Pengajian Bidayatul Hidayah kali ini penjelasan puasa diKitab Bidayatul Hidayah Karya Imam Ghozali. Pengajian ramadhan ini diuraikan oleh Pengasuh Pondok Pesantren Assalafiyah KH. Subhan Makmun, Desa Luwungragi, Kecamatan Bulakamba, Kabupaten Brebes. Sabtu (9/05/2020).
Dijelaskan oleh KH. Subhan, Tidak selayaknya engkau mencukupkan diri hanya dengan berpuasa di bulan Ramadhan saja, lalu meninggalkan perniagaan dengan amalan-amalan sunnah dan meninggalkan usaha untuk menggapai derajat yang tinggi di surga Firdaus.
Jika hal itu yang kau lakukan maka engkau akan menyesal tatkala menyaksikan kedudukan yang dicapai oleh orang-orang yang berpuasa, yang tampak laksana bintang-bintang yang gemerlapan. Dan mereka berada di tempat yang tertinggi di dalam surga.
Siapa pun yang berpuasa di dalamnya akan memperoleh pahala yang sangat banyak adalah hari Arafah (9 Dzulhijjah) bagi yang tidak sedang menunaikan haji, hari Asyura (10 Muharram), sepuluh hari pertama bulan Dzulhijjah, sepuluh hari pertama bulan Muharram, puasa bulan Rajab dan bulan Sya'ban.
Kyai subhan menyarankan, berpuasalah saudara diluar ramadhan, karena puasa ramadhan itu adalah modalnya dan sunnahnya itu ibarat persenan atau untung. Puasa harus dijadikan kekuatan bagi mereka yang melakukannya.
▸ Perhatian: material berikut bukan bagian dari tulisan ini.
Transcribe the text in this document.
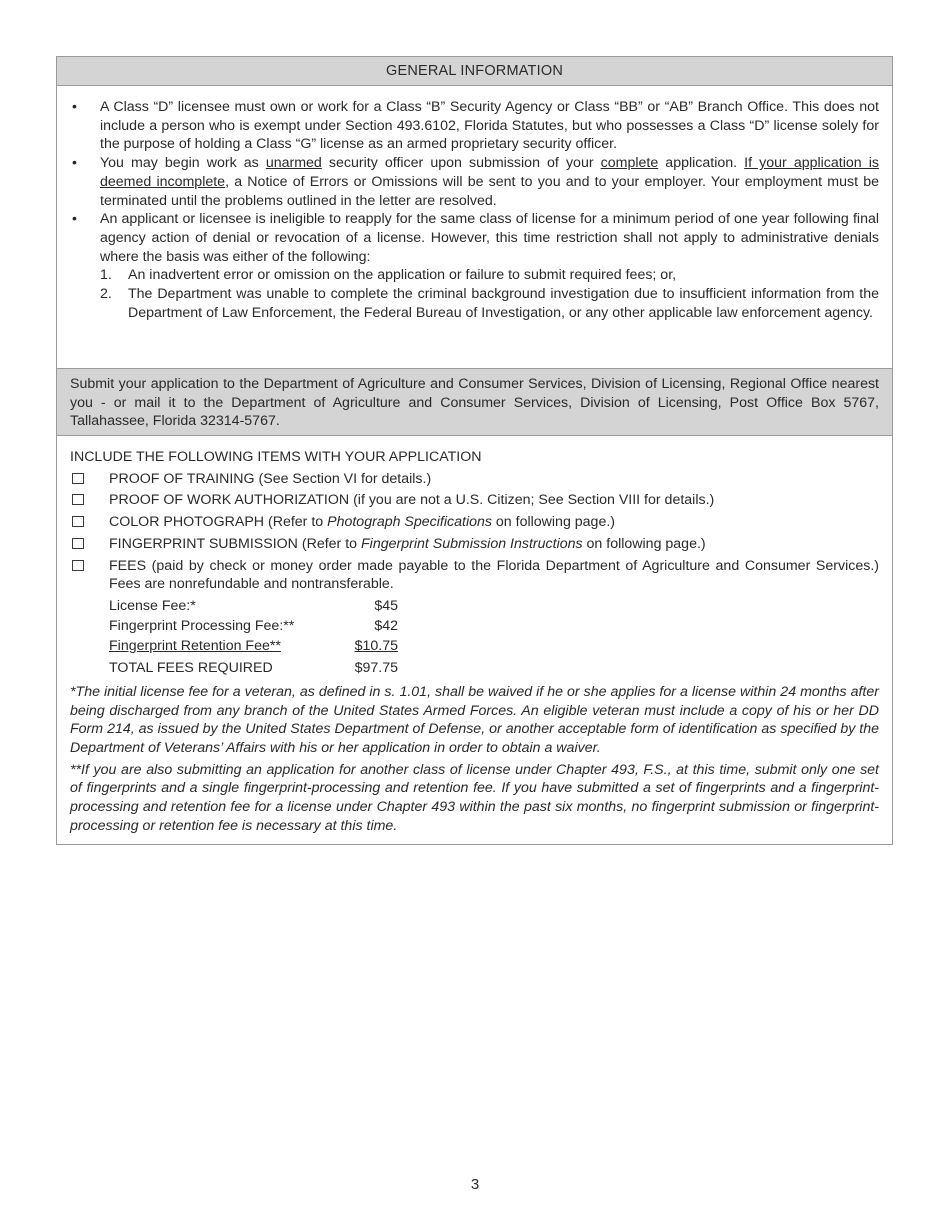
GENERAL INFORMATION
• A Class “D” licensee must own or work for a Class “B” Security Agency or Class “BB” or “AB” Branch Office. This does not include a person who is exempt under Section 493.6102, Florida Statutes, but who possesses a Class “D” license solely for the purpose of holding a Class “G” license as an armed proprietary security officer.
• You may begin work as unarmed security officer upon submission of your complete application. If your application is deemed incomplete, a Notice of Errors or Omissions will be sent to you and to your employer. Your employment must be terminated until the problems outlined in the letter are resolved.
• An applicant or licensee is ineligible to reapply for the same class of license for a minimum period of one year following final agency action of denial or revocation of a license. However, this time restriction shall not apply to administrative denials where the basis was either of the following:
1. An inadvertent error or omission on the application or failure to submit required fees; or,
2. The Department was unable to complete the criminal background investigation due to insufficient information from the Department of Law Enforcement, the Federal Bureau of Investigation, or any other applicable law enforcement agency.
Submit your application to the Department of Agriculture and Consumer Services, Division of Licensing, Regional Office nearest you - or mail it to the Department of Agriculture and Consumer Services, Division of Licensing, Post Office Box 5767, Tallahassee, Florida 32314-5767.
INCLUDE THE FOLLOWING ITEMS WITH YOUR APPLICATION
PROOF OF TRAINING (See Section VI for details.)
PROOF OF WORK AUTHORIZATION (if you are not a U.S. Citizen; See Section VIII for details.)
COLOR PHOTOGRAPH (Refer to Photograph Specifications on following page.)
FINGERPRINT SUBMISSION (Refer to Fingerprint Submission Instructions on following page.)
FEES (paid by check or money order made payable to the Florida Department of Agriculture and Consumer Services.) Fees are nonrefundable and nontransferable.
License Fee:*	$45
Fingerprint Processing Fee:**	$42
Fingerprint Retention Fee**	$10.75
TOTAL FEES REQUIRED	$97.75
*The initial license fee for a veteran, as defined in s. 1.01, shall be waived if he or she applies for a license within 24 months after being discharged from any branch of the United States Armed Forces. An eligible veteran must include a copy of his or her DD Form 214, as issued by the United States Department of Defense, or another acceptable form of identification as specified by the Department of Veterans’ Affairs with his or her application in order to obtain a waiver.
**If you are also submitting an application for another class of license under Chapter 493, F.S., at this time, submit only one set of fingerprints and a single fingerprint-processing and retention fee. If you have submitted a set of fingerprints and a fingerprint-processing and retention fee for a license under Chapter 493 within the past six months, no fingerprint submission or fingerprint-processing or retention fee is necessary at this time.
3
Puasa itu ada yang satu tahun ketemu, sebulan, seminggu ketemu, apa saja, dijelaskan sama KH. Subhan, Berpuasa di bulan-bulan haram (mulia) adalah sangat utama. Bulan-bulan haram itu adalah Dzulqa'dah, Dzulhijjah, Muharram dan Rajab. Yang satu menyendiri sedangkan yang lain berurutan. Hal ini berlaku dalam satu tahun.
Ada pun dalam setiap bulan waktu yang disunnahkan puasa adalah di awal bulan, pertengahan, dan akhir bulan. Kemudian al-Ayyam al-Bidh, yakni tanggal 13, 14 dan 15 pada setiap bulan (hijriyyah). Sedangkan dalam setiap minggu waktu yang disunnahkan puasa adalah hari Senin, Kamis dan Jumat.
Mereka yang ahli puasa, maka ucapan mereka akan ditaati, karena para ulama yang berdakwah itu sebenarnya saat masih mudanya itu rutin menjalankan puasa, takut kepada Allah dan Wirai dan tawadhu, maka dakwahnya bermafaat, dan semua perkataan yang disampaikan akan diterima, jika dakwahnya bagus dan sesuai kriteria dai maka jamaahnya akan mentaati apa yang disampaikan bahasa jawanya nurut dengan pitutur.
Namun sebaliknya, bila mereka yang jarang puasa kemudian berda'i kemudian perkataanya tidak ditaati oleh jamaahnya itu karena perkataannya seringkali tidak dilakukannya. Misalnya ahli puasa senin kamis, kemudian dakwah lewat ayo puasa senin kamis selama 3 tahun maka saat mengajak orang lain akan di taati, lah belum pernah puasa senin kamis malah ngajak puasa, malah bertambah jauh artinya tidak ditaati.
Dalam menentukan awal puasa harus lewat sidang dan mereka bersaksi atau disumpah para panitia penentuan awal puasa, makanya Kementerian agama dalam menentukan awal puasa dan akhir puasa melalui sidang isbat, ada hujjahnya terkait bab itu, jadi jangan sekali-kali menentukan satu ramadhan keliru, maka saat akhir ramadhan ditambahkan, apabila tidak terlihat hilal.
Kemudian jika ada orang yang musyafir ke beberapa negara, maka harus mengikuti jadwal buka puasa atau saurnya di negara itu, misalkan kita puasa di indonesia, kemudian puasa, ternyata waktu di saudi belum buka, maka kita harus ikuti puasa waktu saudi atau waktu setempat bukan waktunya jadwal Indonesia.